Discriminative Representation. To show the effectiveness of our method, we visualize how MDR constructs an embedding space. In the embedding space of Triplet and Triplet+ Norm, the class centers are often aligned closely to each other (Figure (a)a and (b)b). However, in an embedding space of Triplet+MDR, the class centers are evenly spaced with a large margin (Figure (c)c). This result indicates that MDR constructs a more discriminative representation than the conventional methods.
Qualitative Analysis on Level Assignment. In the step of the level assignment, a lower level indicates that the pairs are closely aligned in the embedding space and vice versa.
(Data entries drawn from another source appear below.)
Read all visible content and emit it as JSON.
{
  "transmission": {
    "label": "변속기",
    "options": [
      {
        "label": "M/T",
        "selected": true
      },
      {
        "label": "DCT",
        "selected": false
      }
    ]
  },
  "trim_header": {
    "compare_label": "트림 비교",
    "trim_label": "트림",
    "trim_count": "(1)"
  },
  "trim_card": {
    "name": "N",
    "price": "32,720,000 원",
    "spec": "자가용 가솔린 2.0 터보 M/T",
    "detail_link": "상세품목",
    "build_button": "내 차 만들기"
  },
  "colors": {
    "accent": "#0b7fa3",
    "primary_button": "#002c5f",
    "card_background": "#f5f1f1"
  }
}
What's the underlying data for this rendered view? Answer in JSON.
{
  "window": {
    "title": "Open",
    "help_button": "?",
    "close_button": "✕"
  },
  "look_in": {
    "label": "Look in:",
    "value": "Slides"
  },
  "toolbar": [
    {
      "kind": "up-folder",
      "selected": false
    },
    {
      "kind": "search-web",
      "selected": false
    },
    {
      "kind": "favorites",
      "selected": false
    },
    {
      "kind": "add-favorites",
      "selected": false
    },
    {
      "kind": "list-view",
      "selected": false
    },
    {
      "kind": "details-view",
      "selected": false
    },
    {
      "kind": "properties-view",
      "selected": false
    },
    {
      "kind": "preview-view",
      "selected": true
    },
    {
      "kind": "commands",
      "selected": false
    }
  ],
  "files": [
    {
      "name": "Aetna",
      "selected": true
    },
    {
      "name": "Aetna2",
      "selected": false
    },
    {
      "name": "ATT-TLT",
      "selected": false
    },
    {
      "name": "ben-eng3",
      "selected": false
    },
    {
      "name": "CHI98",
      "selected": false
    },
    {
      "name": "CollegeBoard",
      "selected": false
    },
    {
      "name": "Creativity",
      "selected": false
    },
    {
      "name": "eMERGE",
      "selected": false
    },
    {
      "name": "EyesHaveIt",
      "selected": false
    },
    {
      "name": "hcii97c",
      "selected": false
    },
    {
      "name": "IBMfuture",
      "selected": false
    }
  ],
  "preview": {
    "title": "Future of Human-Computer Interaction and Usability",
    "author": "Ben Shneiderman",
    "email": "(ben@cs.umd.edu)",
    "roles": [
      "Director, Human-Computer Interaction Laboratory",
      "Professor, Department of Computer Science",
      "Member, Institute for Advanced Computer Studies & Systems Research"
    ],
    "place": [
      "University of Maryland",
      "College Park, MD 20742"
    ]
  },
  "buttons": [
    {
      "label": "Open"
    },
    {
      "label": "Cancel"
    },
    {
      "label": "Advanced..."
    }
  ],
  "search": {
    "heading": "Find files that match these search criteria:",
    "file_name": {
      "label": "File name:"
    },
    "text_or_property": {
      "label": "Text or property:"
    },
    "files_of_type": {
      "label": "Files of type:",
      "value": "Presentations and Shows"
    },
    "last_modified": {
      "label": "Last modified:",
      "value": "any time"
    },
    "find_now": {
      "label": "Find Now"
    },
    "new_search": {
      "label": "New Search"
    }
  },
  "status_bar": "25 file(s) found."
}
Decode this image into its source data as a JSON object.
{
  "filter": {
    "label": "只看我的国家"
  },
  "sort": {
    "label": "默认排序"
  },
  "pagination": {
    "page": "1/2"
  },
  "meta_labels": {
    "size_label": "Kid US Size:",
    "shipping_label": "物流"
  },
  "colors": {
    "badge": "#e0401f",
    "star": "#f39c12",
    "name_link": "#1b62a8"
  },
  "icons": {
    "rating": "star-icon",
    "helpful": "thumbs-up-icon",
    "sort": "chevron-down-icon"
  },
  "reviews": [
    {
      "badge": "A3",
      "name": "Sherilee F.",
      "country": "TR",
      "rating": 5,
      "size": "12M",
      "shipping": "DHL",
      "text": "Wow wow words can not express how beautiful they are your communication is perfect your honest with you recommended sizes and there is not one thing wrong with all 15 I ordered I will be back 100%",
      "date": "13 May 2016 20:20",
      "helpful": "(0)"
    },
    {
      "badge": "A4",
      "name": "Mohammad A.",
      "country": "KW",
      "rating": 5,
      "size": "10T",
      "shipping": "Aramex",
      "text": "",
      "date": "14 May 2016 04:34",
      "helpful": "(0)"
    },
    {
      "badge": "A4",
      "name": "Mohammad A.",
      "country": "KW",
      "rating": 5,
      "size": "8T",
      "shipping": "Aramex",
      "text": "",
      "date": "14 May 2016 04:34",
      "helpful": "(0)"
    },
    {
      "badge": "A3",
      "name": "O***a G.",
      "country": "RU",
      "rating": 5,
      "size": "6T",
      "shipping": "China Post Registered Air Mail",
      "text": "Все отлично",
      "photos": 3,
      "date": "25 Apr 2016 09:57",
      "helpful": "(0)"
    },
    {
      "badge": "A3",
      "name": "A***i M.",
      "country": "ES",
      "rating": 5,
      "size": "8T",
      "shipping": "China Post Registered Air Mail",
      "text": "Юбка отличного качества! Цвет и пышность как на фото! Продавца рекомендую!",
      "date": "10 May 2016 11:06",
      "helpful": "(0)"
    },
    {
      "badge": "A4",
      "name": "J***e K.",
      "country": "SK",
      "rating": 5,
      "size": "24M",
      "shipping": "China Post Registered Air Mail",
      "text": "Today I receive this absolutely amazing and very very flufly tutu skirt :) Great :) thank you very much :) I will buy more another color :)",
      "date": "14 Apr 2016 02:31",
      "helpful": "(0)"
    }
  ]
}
Most of the positive pairs are belonging to between level 1 and 2, and most of the negative pairs are belonging to between level 2 and 3. However, hard-positive pairs may belong to level 3 while hard-negative also may belong to level 1 (Figure 6). Therefore, levels are assigned to each pair regardless of given binary supervision. The learning procedure tried to overcome the disturbance that pulls the distances to belonging levels by considering the various degrees of distances; this multi-level disturbance leads to the improvement of the generalization ability.
We introduce a new distance-based regularization method that elaborately adjusts the pairwise distance into multiple levels for better generalization. We prove the effectiveness of MDR by showing the improvements that greatly exceed the existing methods, and by extensively performing the ablation studies of its behaviors. By applying our MDR, many methods can be significantly improved without any extra burdens at inference time.
We would like to thank AI R&D team of Kakao Enterprise for the helpful discussion.
In particular, we would like to thank Yunmo Park who designed the visual materials.
Potential Ethical Impact
Due to the gap between a training dataset and real-world data, it is important to build a reliable model with better generalization ability across the unseen dataset, e.g.
test set, for its practicality. Our MDR is a regularization method to improve the generalization ability of a deep neural network on the task of deep metric learning. As positive aspects, our method can be applied to many practical applications such as image retrieval and item recommendation. These applications are utilized for our conveniences and the proposed MDR can improve their performance more reliably. We believe that our method does not have particular negative aspects because it is a fundamental method that assists conventional approaches to improve reliability on unseen datasets.